Ce changement aux claviers marque une légère transformation de la sonorité du groupe. Même si Spierenburg, pas davantage que son prédécesseur, n’est crédité au chapitre de la composition, il est évident que le nouveau venu s’est amené avec sa propre palette, les claviers se faisant plus luxuriants et rappelant davantage une chorale qu’un orchestre. Celui qui s’attarde à cet aspect spécifique de la musique de Within Temptation constatera une sonorité plus ambiante, mais comme celle-ci est parfaitement contrebalancée par des guitares plus lourdes et une production remarquable, The Silent Force réussit à sonner plus « gros » que son devancier. Grâce à cet album, Within Temptation réussira encore à augmenter son audience et se hissera au top 5 dans le palmarès de quatre pays: #1 aux Pays-Bas, #3 en Finlande, #4 en Belgique et #5 en Allemagne.
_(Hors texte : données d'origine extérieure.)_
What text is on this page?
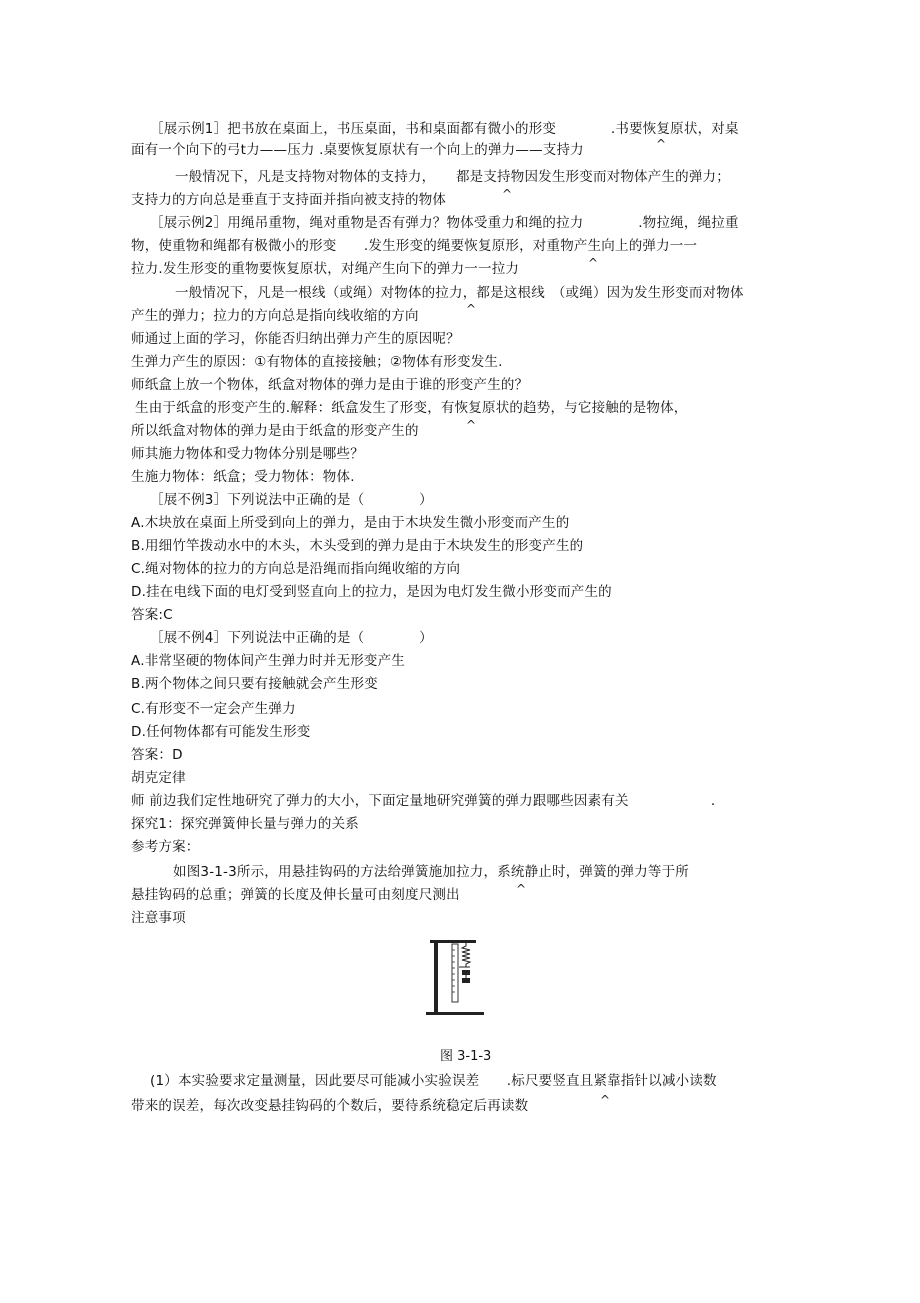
［展示例1］把书放在桌面上，书压桌面，书和桌面都有微小的形变　　　　.书要恢复原状，对桌
面有一个向下的弓t力——压力 .桌要恢复原状有一个向上的弹力——支持力	^
一般情况下，凡是支持物对物体的支持力，　　都是支持物因发生形变而对物体产生的弹力；
支持力的方向总是垂直于支持面并指向被支持的物体	^
［展示例2］用绳吊重物，绳对重物是否有弹力？物体受重力和绳的拉力　　　　.物拉绳，绳拉重
物，使重物和绳都有极微小的形变　　.发生形变的绳要恢复原形，对重物产生向上的弹力一一
拉力.发生形变的重物要恢复原状，对绳产生向下的弹力一一拉力	^
一般情况下，凡是一根线（或绳）对物体的拉力，都是这根线　（或绳）因为发生形变而对物体
产生的弹力；拉力的方向总是指向线收缩的方向	^
师通过上面的学习，你能否归纳出弹力产生的原因呢？
生弹力产生的原因：①有物体的直接接触；②物体有形变发生.
师纸盒上放一个物体，纸盒对物体的弹力是由于谁的形变产生的？
生由于纸盒的形变产生的.解释：纸盒发生了形变，有恢复原状的趋势，与它接触的是物体，
所以纸盒对物体的弹力是由于纸盒的形变产生的	^
师其施力物体和受力物体分别是哪些？
生施力物体：纸盒；受力物体：物体.
［展不例3］下列说法中正确的是（　　　　）
A.木块放在桌面上所受到向上的弹力，是由于木块发生微小形变而产生的
B.用细竹竿拨动水中的木头，木头受到的弹力是由于木块发生的形变产生的
C.绳对物体的拉力的方向总是沿绳而指向绳收缩的方向
D.挂在电线下面的电灯受到竖直向上的拉力，是因为电灯发生微小形变而产生的
答案:C
［展不例4］下列说法中正确的是（　　　　）
A.非常坚硬的物体间产生弹力时并无形变产生
B.两个物体之间只要有接触就会产生形变
C.有形变不一定会产生弹力
D.任何物体都有可能发生形变
答案：D
胡克定律
师 前边我们定性地研究了弹力的大小，下面定量地研究弹簧的弹力跟哪些因素有关　　　　　　.
探究1：探究弹簧伸长量与弹力的关系
参考方案：
如图3-1-3所示，用悬挂钩码的方法给弹簧施加拉力，系统静止时，弹簧的弹力等于所
悬挂钩码的总重；弹簧的长度及伸长量可由刻度尺测出	^
注意事项
图 3-1-3
(1）本实验要求定量测量，因此要尽可能减小实验误差　　.标尺要竖直且紧靠指针以减小读数
带来的误差，每次改变悬挂钩码的个数后，要待系统稳定后再读数	^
La nouveauté la plus notable amenée par The Silent Force, c’est la simplification du propos. En effet, Within Temptation abandonne le format long qui lui a bien réussi depuis ses débuts (Restless, Candles et presque tous les titres de Mother Earth dépassaient les cinq minutes) et rend ses chansons plus potentiellement attrayantes pour la radio en raison de leur plus courte durée et de l’omniprésence de la voix de Sharon den Adel, les passages instrumentaux étant plus limités. Il ne serait donc pas erroné de prétendre que Within Temptation a, à partir du succès surprise de Ice Queen, tenté de reproduire cette formule afin de rejoindre un public plus large.
Malgré cette tentative, il serait toutefois erroné de qualifier The Silent Force de « commercial« , les compositions se faisant complexes dans leur ensemble (particulièrement See Who I Am et Forsaken, deux pièces très puissantes qui n’auraient pas déprécié la valeur de Mother Earth) et n’étant pas délibérément orientées vers la radio, malgré quelques incursions sur ce terrain avec Angels (top 10 aux Pays-Bas et en Finlande) et surtout avec l’incontournable Stand My Ground (un autre classique des Néerlandais, #1 en Espagne et #4 aux Pays-Bas). Reconnaissant le potentiel de cette dernière, Sony BMG l’inclura sur le pressage américain de The Heart of Everything afin d’inciter le public nord-américain à découvrir les trois premiers albums du groupe; Mother Earth et The Silent Force seront d’ailleurs lancés en édition américaine en 2008. Si le début du succès commercial de Within Temptation date de la publication de Ice Queen, c’est véritablement sur The Silent Force que l’on peut trouver les origines du virage des Néerlandais, ceux qui savent lire entre les lignes (ou entre les notes) pourront le constater.
En date de 2004, ayant publié trois albums, Within Temptation est parvenu à combiner habilement musique complexe et musique accrocheuse, lui ouvrant la porte à une popularité de plus en plus notable en Europe de l’Ouest. On peut donc affirmer sans se tromper que la formation s’est alors retrouvée face à un dilemme: revenir aux sources symphoniques et gothiques pour consolider le public en place ou tenter de rejoindre de nouveaux auditeurs (notamment sur l’énorme marché nord-américain) en faisant évoluer sa musique dans une autre direction. Au moment où se termine la première moitié de ce dossier, nous avons donc devant nous des musiciens qui sont conscients de leurs capacités à rejoindre un large public grâce à sa facilité de produire une musique riche et variée. Le mystère plane, quelle direction prendra Within Temptation?
*Les données énumérées dans ce dossier concernant les performances au palmarès sont tirées de Wikipédia.